I know what that therapist had been asking, but I couldn’t verbalize it then, what the problem was. Of course, I had also been only fifteen then, and I know much more now. With that in mind, it’s like everything I tried to say back then came out strangled; the machine in my throat needed service, the wires were shorting out. It was never easy expressing what I needed or what I meant before I began to truly understand myself. 

Once, when I lived in North Carolina, a neighbor friend and I were at her family's fire pit. The night before, they’d had a bonfire (I’d been invited — the first bonfire I’d ever been to that had fire go 10ft in the air with tree branches hanging over it. Frankly, we were lucky the forest didn’t catch on fire with that; our little rural town’s land area was mostly woods and very little town) and we were poking around in the late afternoon. This was before DayLight Savings, I think, because the sun was close to setting, making me think it was maybe three or four in the afternoon.

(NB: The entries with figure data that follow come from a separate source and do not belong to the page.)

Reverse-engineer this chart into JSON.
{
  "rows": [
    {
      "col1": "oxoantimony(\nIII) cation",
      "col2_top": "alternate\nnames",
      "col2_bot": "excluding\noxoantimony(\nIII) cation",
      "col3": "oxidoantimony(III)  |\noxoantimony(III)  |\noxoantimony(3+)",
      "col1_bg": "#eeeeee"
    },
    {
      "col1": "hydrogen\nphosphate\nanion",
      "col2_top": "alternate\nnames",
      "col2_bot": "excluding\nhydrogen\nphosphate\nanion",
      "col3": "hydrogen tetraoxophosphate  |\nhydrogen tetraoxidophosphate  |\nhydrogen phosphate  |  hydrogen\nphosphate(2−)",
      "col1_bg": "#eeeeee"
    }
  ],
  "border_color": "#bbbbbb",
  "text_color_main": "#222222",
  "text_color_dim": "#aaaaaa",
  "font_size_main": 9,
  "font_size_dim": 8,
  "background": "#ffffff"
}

There was a grey and white blanket of ash covering the logs and when we dug under, there were some lumps there, still burning. The two of us looked at each other and, as we were two kids who had previously been given unsupervised use of pulley bows together, driven a tractor all over the property, and played man-hunt in the woods in the dead of night with her cousins BB-guns— this activity was adult supervised, however, the adult participated—this was a pretty easy decision for the two of us to make.

We set to work quickly as two elementary school children would, bracing against the dry, cold air; we grabbed magnolia leaves and dry brush, on the side of the pit facing away from the direction the wind came. We created a decent, if not pitiful, ‘tent’ of brush and leaves, and started blowing gently. 

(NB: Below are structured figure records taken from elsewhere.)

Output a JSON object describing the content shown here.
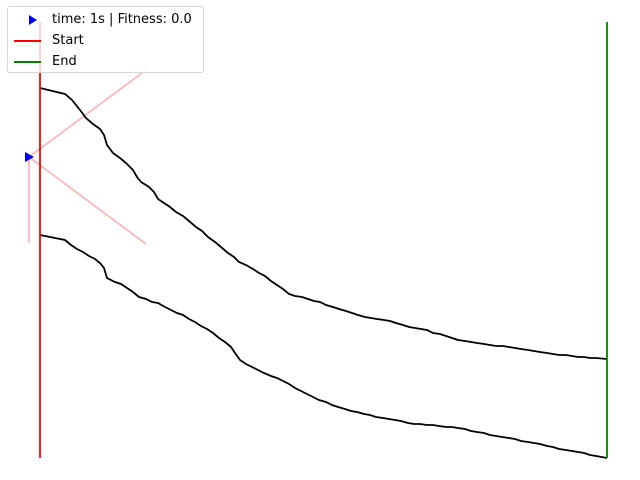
{
  "legend": {
    "agent_label": "time: 1s | Fitness: 0.0",
    "start_label": "Start",
    "end_label": "End"
  },
  "colors": {
    "agent": "#0000ff",
    "start": "#ff0000",
    "end": "#008000",
    "track": "#000000",
    "sensor": "#ffb0b0"
  }
}
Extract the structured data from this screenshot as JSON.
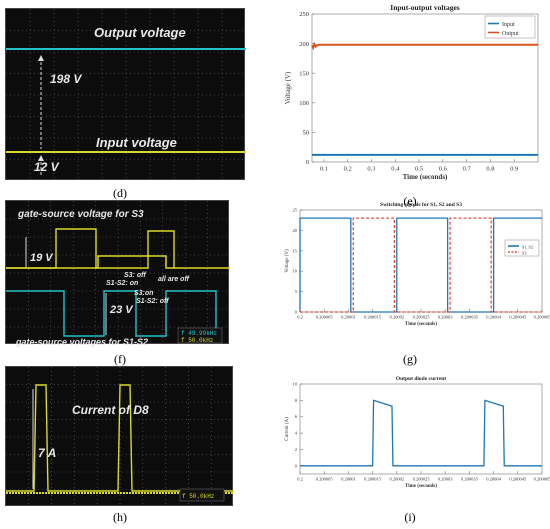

We didn’t give up on our fire, even though it was a chilly and slightly breezy day. We got it to start several times, even with the infrequent gusts of wind that caught us off guard. Eventually, we put it out for fear of being caught. Smothered it with sand and watched the smoke rise from the remains of our little honest attempt.

I’m lucky my ability to create could be rekindled from an ember, still burning lowly just barely beneath the ash. 

Being denied praise and given punishment for earnest and eager effort will make any creative spirit die like dust on the tongue, laying dormant and still in the remains of an abandoned, long condemned house that sits on the corner of an intersection in my hometown.